Don’t think that tips don’t wear out. As your tips have paint pass through them and they begin to wear, the pattern will go from a long rectangular shape to a round shape. The paint will not be nearly as evenly applied to the fence, but maybe more importantly, you will see an increase in paint usage. This is normally not an issue for individual farms, but is a huge concern for commercial contractors. We do have some contractors (especially ones who price jobs with paint included) who change tips after only 10-20 drums have been sprayed. I don’t think its necessary to change tips this often, but they think it keeps their paint usage to a minimum and thus increases their earnings.
Tip choice, like many things in life, is a simple trade off. Bigger tips mean faster speeds and fewer tip clogs while smaller tips mean slower speeds, and less paint wastage in the form of overspray. There are some limitations to this rule. The tips must not be too big for the equipment being used (see fence paint equipment blog) or you will get what we call gapping. If the tips are too small you will see too many clogs which slows the process and leads to more paint wastage. Each different product has its own minimum tip size. Check the recommendation for the product you plan to use before purchasing tips.
There is a standard terminology used by most, if not all, tip manufacturers. Tips have a three numbers associated with them. These numbers will normally be clearly marked on any packaging material and will also be stamped somewhere on the actual tip. On dirty tips these numbers may be hard to find but will be somewhere. These three numbers ARE NOT RANDOM. Let’s use the tip size 325 and look at what each number represents. The first number (3 in our case) is an indication of the spray pattern size. Double this number (6 in our case) and this means the spray pattern will be 6 inches wide one foot away from the tip. This is the most common spray pattern used with fence paint. The normal fence board is 6 inches wide. If you use a smaller tip pattern, the entire board will be hard to cover without holding the tip too far from the fence. A larger size will lead to more overspray and paint usage. Larger size tips, 4, 5 or 6 have 8, 10 or 12 inch patterns. These would be more favorable on barns and barn roofs. The second and the third number represent the orifice size in thousandths of an inch (.025 inches in our case). The orifice size determines how much paint will pass through the tip at a given pressure. This number should be chosen with several factors in mind. There is a minimum size for each individual product. Make sure you are larger than this number or you may have clogging problems. As you get larger than the minimum size, painting speeds will increase pretty fast. Consider the experience of the person using the tip. Less experienced painters may find smaller tip and slower painting speeds easier to keep up with. Larger tip sizes also tend to lead to more overspray and paint wastage. Again, it’s a tradeoff. Do you want speed or is paint efficiency more important?
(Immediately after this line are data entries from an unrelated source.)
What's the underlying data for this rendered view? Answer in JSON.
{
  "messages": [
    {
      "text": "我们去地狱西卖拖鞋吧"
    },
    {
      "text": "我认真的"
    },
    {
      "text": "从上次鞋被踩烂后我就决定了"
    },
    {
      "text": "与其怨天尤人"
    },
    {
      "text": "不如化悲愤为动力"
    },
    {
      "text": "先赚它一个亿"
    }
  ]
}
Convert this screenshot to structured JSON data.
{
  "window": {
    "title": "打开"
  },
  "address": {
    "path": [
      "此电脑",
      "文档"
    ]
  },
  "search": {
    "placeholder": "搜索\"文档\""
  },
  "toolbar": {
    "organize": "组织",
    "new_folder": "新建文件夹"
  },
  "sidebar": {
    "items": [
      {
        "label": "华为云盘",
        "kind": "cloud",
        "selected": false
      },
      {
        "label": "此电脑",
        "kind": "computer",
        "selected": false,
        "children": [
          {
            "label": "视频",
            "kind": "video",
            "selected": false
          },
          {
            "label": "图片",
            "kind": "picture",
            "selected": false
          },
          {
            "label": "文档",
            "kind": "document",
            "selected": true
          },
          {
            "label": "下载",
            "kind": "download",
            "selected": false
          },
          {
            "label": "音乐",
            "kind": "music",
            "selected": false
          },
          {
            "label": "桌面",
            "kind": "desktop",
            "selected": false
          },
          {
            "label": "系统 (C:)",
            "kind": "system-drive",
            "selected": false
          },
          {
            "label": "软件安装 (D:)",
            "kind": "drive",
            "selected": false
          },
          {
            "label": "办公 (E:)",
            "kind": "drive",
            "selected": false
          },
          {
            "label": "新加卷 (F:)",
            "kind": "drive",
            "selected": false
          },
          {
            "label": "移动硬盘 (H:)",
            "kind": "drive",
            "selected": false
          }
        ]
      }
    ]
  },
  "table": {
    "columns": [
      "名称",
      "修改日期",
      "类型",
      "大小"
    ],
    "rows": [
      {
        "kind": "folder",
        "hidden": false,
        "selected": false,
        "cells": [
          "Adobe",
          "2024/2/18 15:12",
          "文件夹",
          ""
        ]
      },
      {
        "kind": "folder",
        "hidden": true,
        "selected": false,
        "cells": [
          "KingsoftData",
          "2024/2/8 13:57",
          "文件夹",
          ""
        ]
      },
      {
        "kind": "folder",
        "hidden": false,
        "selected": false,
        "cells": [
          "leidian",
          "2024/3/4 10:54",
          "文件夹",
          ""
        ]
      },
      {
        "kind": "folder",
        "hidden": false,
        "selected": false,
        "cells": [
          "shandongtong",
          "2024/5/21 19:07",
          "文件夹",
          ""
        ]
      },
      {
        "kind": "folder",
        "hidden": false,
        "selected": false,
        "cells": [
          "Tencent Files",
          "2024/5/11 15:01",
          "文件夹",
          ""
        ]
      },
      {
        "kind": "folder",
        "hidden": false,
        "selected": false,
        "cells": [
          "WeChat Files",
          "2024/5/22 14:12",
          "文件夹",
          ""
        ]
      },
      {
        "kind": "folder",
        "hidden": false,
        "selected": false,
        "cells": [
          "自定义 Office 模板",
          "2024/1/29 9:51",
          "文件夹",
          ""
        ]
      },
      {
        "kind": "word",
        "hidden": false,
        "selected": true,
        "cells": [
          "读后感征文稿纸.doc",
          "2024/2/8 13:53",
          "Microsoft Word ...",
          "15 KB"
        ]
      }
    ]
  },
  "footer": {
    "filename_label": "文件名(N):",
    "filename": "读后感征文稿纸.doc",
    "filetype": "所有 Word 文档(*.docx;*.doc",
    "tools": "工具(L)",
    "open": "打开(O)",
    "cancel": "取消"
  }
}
There are two primary types of tips. I would always STRONGLY recommend reversible type tips. These tips are designed so the user can spin the tip to a position where paint passes through in the opposite direction from the spraying position. This allows clogs to be blown out backwards and the tip returned to the normal spray position. The vast majority (all that I know of) of reversible tips are a universal size. Graco tips can be used in titan housings etc. The other type of tips are commonly referred to as flat tips. There is no easy, safe way to clean these tips. I say safe because common paint spraying equipment is capable of high enough pressures to inject paint into and through the skin. This is a very dangerous situation. If this ever happens to you or anyone working with you, immediately drop the job and head to medical attention (THIS IS VERY DANGEROUS). Reversible tips have a guard to reduce to possibility of paint injection, but flat tips do not.